The group, dubbed TA866 by Proofpoint, may have been active since 2019, but its most recent activity began around October 2022.

The group claims they appear to have financial motives, although they may overlap with state activities.

“An assessment of historically related activity suggests the possibility of additional espionage purposes,” the report notes.

Proofpoint called this new campaign, which was ongoing as of January 2023, “Screen Time.” This is due to the tactics the group used to narrow down a large pool of potential victims to the most lucrative targets.

In November 2022, TA866 significantly expanded its operations, sending thousands or tens of thousands of phishing emails two to four times a week.
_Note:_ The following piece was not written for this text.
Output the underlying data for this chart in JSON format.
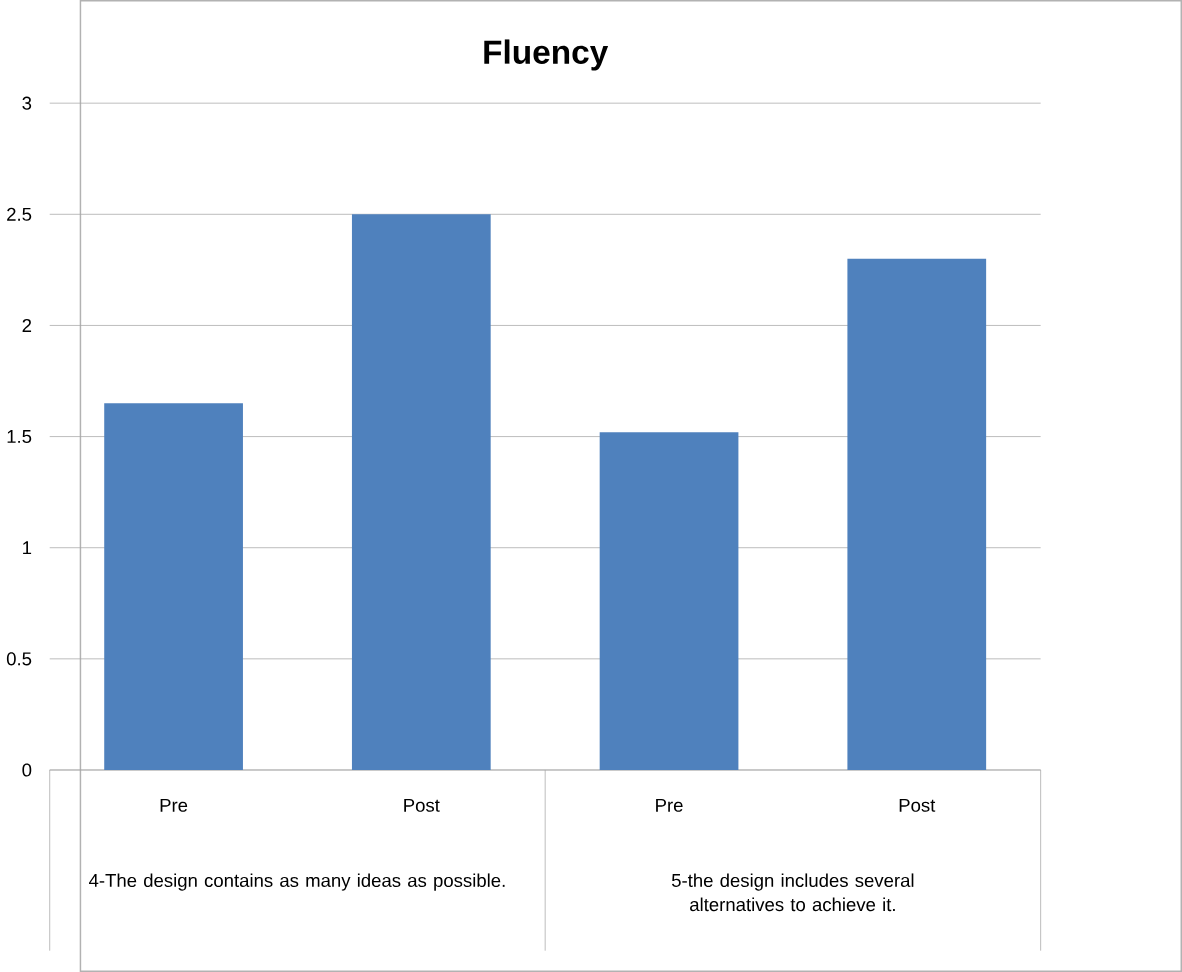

According to Proofpoint, over 1,000 US and German organizations were targeted in just two days in January.

“The email appeared to use a ‘check my presentation’ lure, thread hijacking, and contained a malicious URL that started a multi-stage attack chain,” it said. increase.

If the victim falls for a decoy, it downloads a custom installer known as WasabiSeed and installs another piece of malware named Screenshotter.
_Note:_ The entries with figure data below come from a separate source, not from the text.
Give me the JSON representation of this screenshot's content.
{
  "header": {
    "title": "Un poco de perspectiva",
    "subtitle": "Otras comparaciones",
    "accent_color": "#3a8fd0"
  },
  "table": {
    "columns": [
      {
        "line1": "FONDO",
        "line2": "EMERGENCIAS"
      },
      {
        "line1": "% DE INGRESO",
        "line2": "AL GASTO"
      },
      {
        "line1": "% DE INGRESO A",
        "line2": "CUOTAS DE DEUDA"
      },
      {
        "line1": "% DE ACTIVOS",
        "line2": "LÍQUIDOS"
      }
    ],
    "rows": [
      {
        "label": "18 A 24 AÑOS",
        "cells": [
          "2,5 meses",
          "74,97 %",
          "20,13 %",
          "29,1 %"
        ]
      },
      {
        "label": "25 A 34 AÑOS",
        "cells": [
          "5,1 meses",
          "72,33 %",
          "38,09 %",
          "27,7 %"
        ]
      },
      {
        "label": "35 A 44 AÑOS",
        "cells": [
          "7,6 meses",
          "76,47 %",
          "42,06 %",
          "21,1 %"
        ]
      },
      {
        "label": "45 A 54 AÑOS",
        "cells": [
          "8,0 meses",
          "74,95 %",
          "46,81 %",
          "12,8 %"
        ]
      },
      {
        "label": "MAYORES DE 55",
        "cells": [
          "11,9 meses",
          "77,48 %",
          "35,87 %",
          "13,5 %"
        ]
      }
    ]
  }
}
“This is a utility with a single function: taking a JPG screenshot of the user’s desktop and sending it via POST to a hardcoded IP address to a remote C2,” Proofpoint explains. “This is useful for attackers during the reconnaissance and victim profiling stages.”

If the attacker believes the victim represents a money-making opportunity, they download additional post-exploitation tools, including an AHK bot component that performs reconnaissance on the target Active Directory domain.

“AD profiling is of particular concern as subsequent activity could lead to the compromise of all hosts participating in the domain,” Proofpoint said.

The attacker then loads the Rhadamanthys Stealer. This is commercial malware designed to steal crypto wallets, Steam accounts, passwords from browsers, FTP clients, chat clients, email clients, VPN configurations, cookies and files.

The working hours of this group are said to be consistent with Russian threat actors.